Sweet victory for Tristram clan as it wins Premier’s export award
THE family behind the iconic Tristram softdrink brand has been named the Premier of Queensland's Exporter of the Year for its success in marketing its expanding range of food products overseas.
Carole Park-based Trisco Foods, owned by the Tristram family, has been manufacturing food and beverage products in Queensland for more than 144 years.
The business was founded by Thomas Tristram in 1875, with his landmark factory in Boundary St, West End, considered one of the most modern of its era.
The soft drink business were sold to Cadbury Schweppes in 1970 when the family concentrated on the ingredients business including syrups and thickeners. In more recent times it has developed products for the rapidly expanding aged care sector.
Premier Annastacia Palaszczuk said the award was a deserved win for a family that was always innovating and striving to provide high quality products.

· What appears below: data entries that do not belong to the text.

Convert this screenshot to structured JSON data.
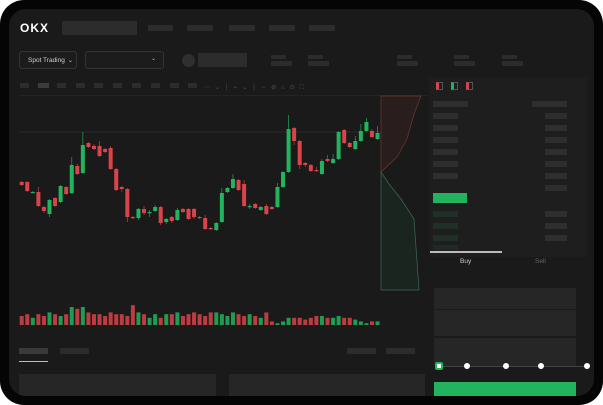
{
  "header": {
    "logo": "OKX"
  },
  "market": {
    "mode_label": "Spot Trading",
    "pair_dropdown": ""
  },
  "order_form": {
    "tabs": [
      {
        "label": "Buy",
        "active": true
      },
      {
        "label": "Sell",
        "active": false
      }
    ],
    "slider_level_percent": 0
  },
  "colors": {
    "up": "#22b35e",
    "down": "#d9434a",
    "background": "#1a1a1a"
  },
  "icons": [
    "chevron-down-icon",
    "orderbook-both-icon",
    "orderbook-bids-icon",
    "orderbook-asks-icon",
    "indicator-icon",
    "draw-icon",
    "camera-icon",
    "settings-icon",
    "fullscreen-icon"
  ],
  "chart_data": {
    "type": "candlestick",
    "title": "",
    "grid": false,
    "candles_ohlc": [
      [
        68,
        69,
        64,
        65
      ],
      [
        68,
        69,
        58,
        59
      ],
      [
        57,
        59,
        57,
        58
      ],
      [
        58,
        63,
        43,
        44
      ],
      [
        43,
        44,
        37,
        39
      ],
      [
        36,
        51,
        33,
        50
      ],
      [
        52,
        53,
        43,
        44
      ],
      [
        48,
        65,
        47,
        64
      ],
      [
        63,
        64,
        55,
        56
      ],
      [
        57,
        93,
        56,
        85
      ],
      [
        84,
        86,
        75,
        76
      ],
      [
        77,
        118,
        76,
        105
      ],
      [
        107,
        108,
        102,
        103
      ],
      [
        104,
        106,
        100,
        101
      ],
      [
        104,
        109,
        93,
        94
      ],
      [
        101,
        102,
        97,
        98
      ],
      [
        102,
        104,
        80,
        81
      ],
      [
        81,
        82,
        59,
        60
      ],
      [
        63,
        64,
        58,
        61
      ],
      [
        61,
        62,
        28,
        33
      ],
      [
        33,
        34,
        31,
        32
      ],
      [
        32,
        42,
        30,
        41
      ],
      [
        41,
        44,
        35,
        37
      ],
      [
        37,
        40,
        33,
        38
      ],
      [
        39,
        45,
        38,
        43
      ],
      [
        43,
        44,
        25,
        27
      ],
      [
        28,
        32,
        26,
        31
      ],
      [
        33,
        34,
        27,
        29
      ],
      [
        30,
        42,
        29,
        40
      ],
      [
        41,
        42,
        37,
        38
      ],
      [
        41,
        42,
        30,
        31
      ],
      [
        41,
        42,
        31,
        33
      ],
      [
        33,
        34,
        31,
        32
      ],
      [
        32,
        35,
        20,
        21
      ],
      [
        22,
        23,
        20,
        21
      ],
      [
        20,
        28,
        19,
        27
      ],
      [
        28,
        62,
        27,
        57
      ],
      [
        58,
        63,
        57,
        62
      ],
      [
        62,
        76,
        61,
        71
      ],
      [
        70,
        71,
        59,
        60
      ],
      [
        66,
        70,
        43,
        44
      ],
      [
        43,
        46,
        41,
        44
      ],
      [
        46,
        47,
        41,
        42
      ],
      [
        40,
        44,
        39,
        43
      ],
      [
        44,
        46,
        35,
        36
      ],
      [
        43,
        44,
        40,
        41
      ],
      [
        43,
        67,
        42,
        63
      ],
      [
        63,
        79,
        62,
        78
      ],
      [
        78,
        135,
        77,
        121
      ],
      [
        122,
        123,
        105,
        109
      ],
      [
        109,
        110,
        81,
        85
      ],
      [
        87,
        88,
        83,
        85
      ],
      [
        85,
        86,
        78,
        79
      ],
      [
        80,
        83,
        78,
        79
      ],
      [
        76,
        91,
        75,
        89
      ],
      [
        91,
        95,
        88,
        89
      ],
      [
        87,
        96,
        86,
        91
      ],
      [
        91,
        119,
        90,
        118
      ],
      [
        120,
        121,
        106,
        107
      ],
      [
        107,
        108,
        102,
        103
      ],
      [
        101,
        114,
        100,
        109
      ],
      [
        109,
        126,
        108,
        119
      ],
      [
        119,
        132,
        118,
        128
      ],
      [
        119,
        121,
        112,
        113
      ],
      [
        111,
        124,
        110,
        117
      ]
    ],
    "volume": [
      5,
      6,
      4,
      6,
      5,
      7,
      6,
      5,
      6,
      10,
      9,
      10,
      7,
      6,
      6,
      5,
      7,
      6,
      6,
      5,
      11,
      7,
      6,
      4,
      6,
      4,
      6,
      6,
      7,
      5,
      6,
      7,
      6,
      5,
      7,
      7,
      6,
      5,
      7,
      6,
      5,
      6,
      5,
      4,
      7,
      2,
      1,
      2,
      4,
      4,
      4,
      3,
      4,
      5,
      5,
      4,
      4,
      5,
      4,
      4,
      3,
      2,
      1,
      2,
      2
    ]
  }
}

"The family's first factory was a small building of two rooms attached to the rear of the family home in Hope Street, South Brisbane," said Ms Palaszczuk. "From these humble beginnings the business has grown into a huge success story and we're extremely proud of this company from Brisbane taking on the world."

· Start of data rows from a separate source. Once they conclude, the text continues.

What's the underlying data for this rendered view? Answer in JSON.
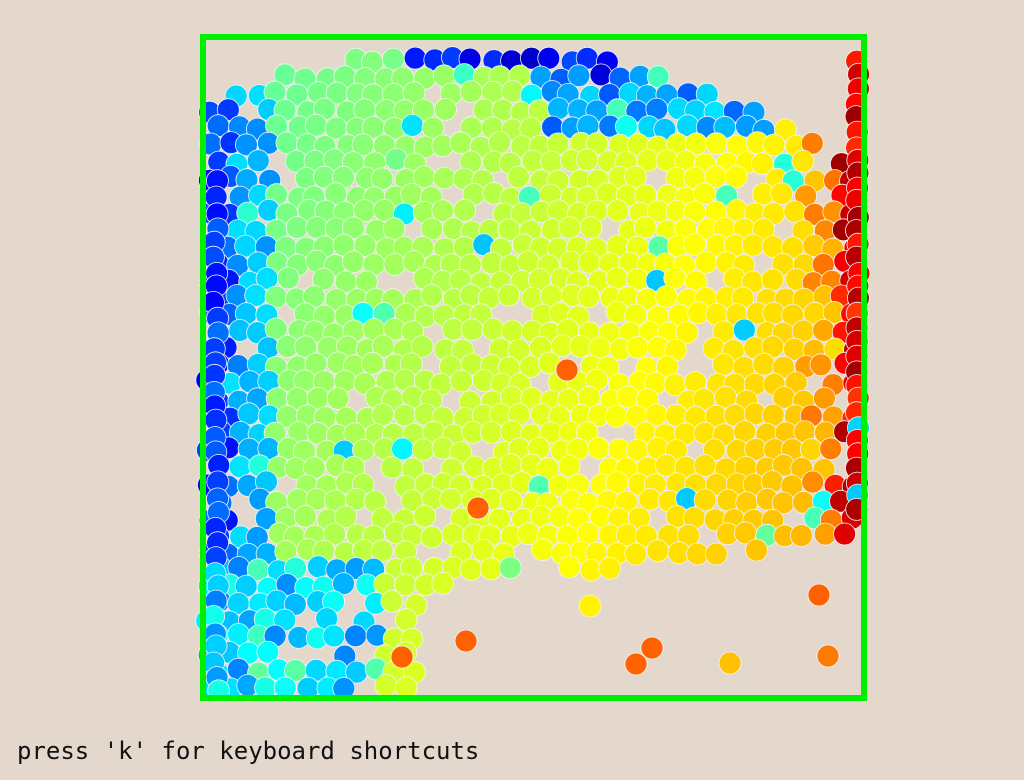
{
  "app": {
    "hint_text": "press 'k' for keyboard shortcuts"
  },
  "colors": {
    "background": "#e4d8cc",
    "container_border": "#00ee00",
    "particle_outline": "#f4f4f4",
    "colormap": [
      "#00007f",
      "#0000ff",
      "#007fff",
      "#00ffff",
      "#7fff7f",
      "#ffff00",
      "#ff7f00",
      "#ff0000",
      "#7f0000"
    ]
  },
  "simulation": {
    "particle_count": 1900,
    "color_mapping": "horizontal velocity (jet colormap)"
  }
}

Trisco Foods, now run by Thomas Tristram's great great grandson Mike Tristram, has a strong export presence throughout the Asian region This year, Trisco Foods opened a factory in Colorado Springs to service demand in the United States.
For many older Queenslanders the name Tristram is still associated with the marketing slogan it used for its softdrinks "Say Tristrams Please."
A 1933 advertisement in the Brisbane Courier, the precursor to today's The Courier-Mail, boasted of the "vital energy in every bubble" of the drinks leaving the factory.
"I think Thomas Tristram would be proud that we are still helping people," said Trisco Foods chief executive Mike Tristram said in an interview with the Courier Mail in 2016. "The company has traditionally sold 'joy,' whether that be in the form of a topping on an ice cream or something in a pie, but now with the move into aged care we are helping people improve their quality of life."
Exports make up about half of the Tristram business, with Asia a burgeoning market for the company.
Mr Tristram said the company's aged care range of products grew out of a realisation that it had to innovate in order to stay competitive.
"We wanted to develop new products and new markets, using our knowledge of thickeners, starches and liquids," he said.
The result is a revolutionary liquid thickener for the swallowing disorder dysphagia, an affliction which particularly affects those with dementia or motor neurone disease. By adding the thickening agent to drinks such as tea or coffee, the liquid can be more easily swallowed.